Growth, for me, means recognition over regret, and presence over perfection. And the beautiful part is that healing myself has had a quiet, healing effect on those around me, too.

Next, maybe we can discuss some of your foundational philosophies and views? How do you differentiate between fads and real foundational shifts?
Just because something gets more attention doesn’t make it a fad.
Take neurodiversity — prevalence is higher than we once assumed, and even traits like high sensitivity affect over 20% of people. Some overlap, many stack, and together they represent well over a quarter of the population. That’s not a niche; it’s not a trend — it’s reality finally being recognized.

And that doesn’t mean fads are evil. Quite the opposite. Fads chase attention and live in excitement — they help new ideas surface. But the difference lies in the depth of change they create. Fads modify behavior; foundational shifts transform awareness. A fad needs constant noise to survive; a real shift keeps unfolding quietly, because it meets a genuine human or systemic need.

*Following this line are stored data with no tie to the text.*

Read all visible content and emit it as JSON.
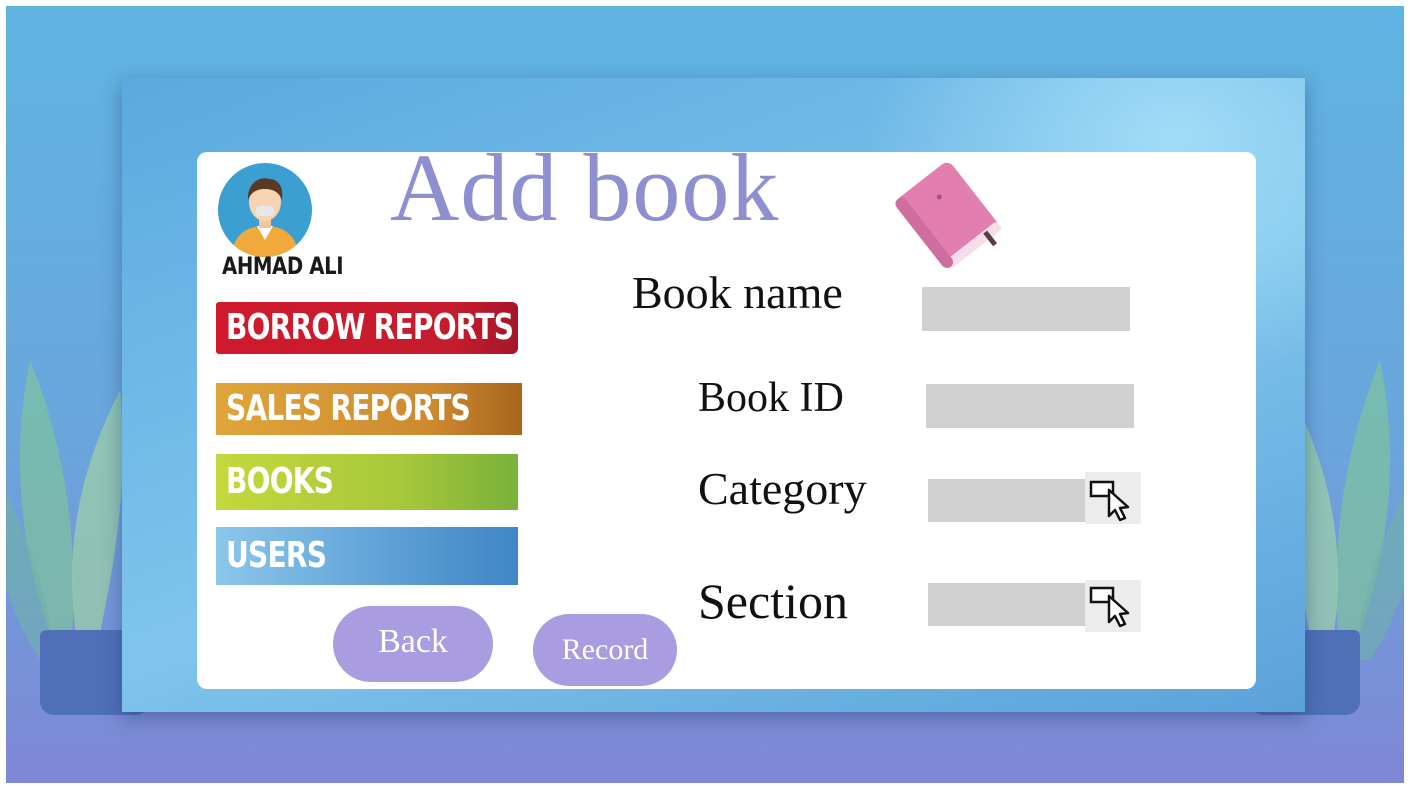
{
  "page": {
    "title": "Add book"
  },
  "user": {
    "name": "AHMAD ALI"
  },
  "nav": {
    "borrow_reports": "BORROW REPORTS",
    "sales_reports": "SALES REPORTS",
    "books": "BOOKS",
    "users": "USERS"
  },
  "actions": {
    "back": "Back",
    "record": "Record"
  },
  "form": {
    "book_name": {
      "label": "Book name",
      "value": ""
    },
    "book_id": {
      "label": "Book ID",
      "value": ""
    },
    "category": {
      "label": "Category",
      "value": ""
    },
    "section": {
      "label": "Section",
      "value": ""
    }
  },
  "colors": {
    "title": "#8e8fd0",
    "borrow": "#d01a2d",
    "sales": "#d69a36",
    "books": "#b6cf3b",
    "users": "#5c9fd5",
    "pill": "#a99ce0",
    "field": "#d0d0d0"
  },
  "icons": {
    "avatar": "user-avatar-icon",
    "book": "pink-book-icon",
    "dropdown": "pointer-cursor-icon"
  }
}
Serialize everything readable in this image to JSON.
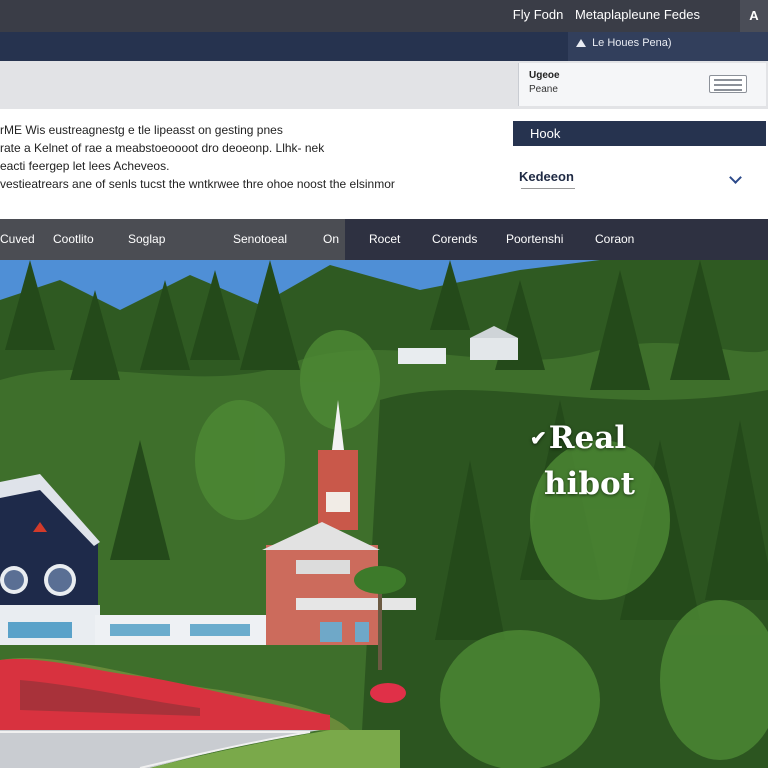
{
  "topbar": {
    "links": [
      "Fly Fodn",
      "Metaplapleune Fedes"
    ],
    "account_icon": "A"
  },
  "navstrip": {
    "dropdown_label": "Le Houes Pena)"
  },
  "infobox": {
    "line1": "Ugeoe",
    "line2": "Peane"
  },
  "content": {
    "description": [
      "rME Wis eustreagnestg e tle lipeasst on gesting pnes",
      "rate a Kelnet of rae a meabstoeoooot dro deoeonp. Llhk- nek",
      "eacti feergep let lees Acheveos.",
      "vestieatrears ane of senls tucst the wntkrwee thre ohoe noost the elsinmor"
    ],
    "book_button": "Hook",
    "select_value": "Kedeeon"
  },
  "mainnav": {
    "items": [
      "Cuved",
      "Cootlito",
      "Soglap",
      "Senotoeal",
      "On",
      "Rocet",
      "Corends",
      "Poortenshi",
      "Coraon"
    ]
  },
  "hero": {
    "title_line1": "Real",
    "title_line2": "hibot"
  },
  "colors": {
    "navy": "#26334f",
    "dark_bar": "#3a3d47",
    "gray_nav": "#4b4d53",
    "forest": "#3d6a2c"
  },
  "icons": [
    "account-icon",
    "triangle-up-icon",
    "card-icon",
    "chevron-down-icon",
    "check-icon"
  ]
}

The real test is longevity: if something still holds relevance once the hype fades, it’s foundational. Look for what regulates systems, not what merely stimulates them. Lasting shifts integrate into language, policy, and mindset — they change how we see, lead, and design for one another.

Practically, that means translating awareness into design: updating hiring practices, leadership training, and team environments so that neurodivergent inclusion becomes embedded — not announced. And I’ love to stress it again: every brain benefits from this.

Before we go, we’d love to hear your thoughts on some longer-run, legacy type questions. How do you know when you’re out of your depth?
When my clarity fades and I start forcing outcomes instead of creating space for them — that’s usually the signal.
Being out of depth doesn’t always come with panic; sometimes it’s quiet: over-efforting, withdrawing, losing connection to intuition, or slipping into my hermit mode when things feel too noisy. That’s when I pause and recalibrate (well…usually).

My three SOS anchors (AKA my system reset): sleep hygiene, movement and nature, social connection — simple, practical, and consistently effective.

I genuinely struggled to choose between this and the question, “What are you doing today that won’t pay off for 7–10 years?” — one is about knowing your limits, the other about building beyond them.
What I’m doing today might not pay off for years. Gentle Leading™ is one layer — a manifesto for regulated, human-centered systems.
The deeper work lives in what it sets in motion.
Most of what I do won’t trend. It’s groundwork, I guess.
And if it takes seven or ten years — good. Sometimes that’s how long it takes to build something that lasts.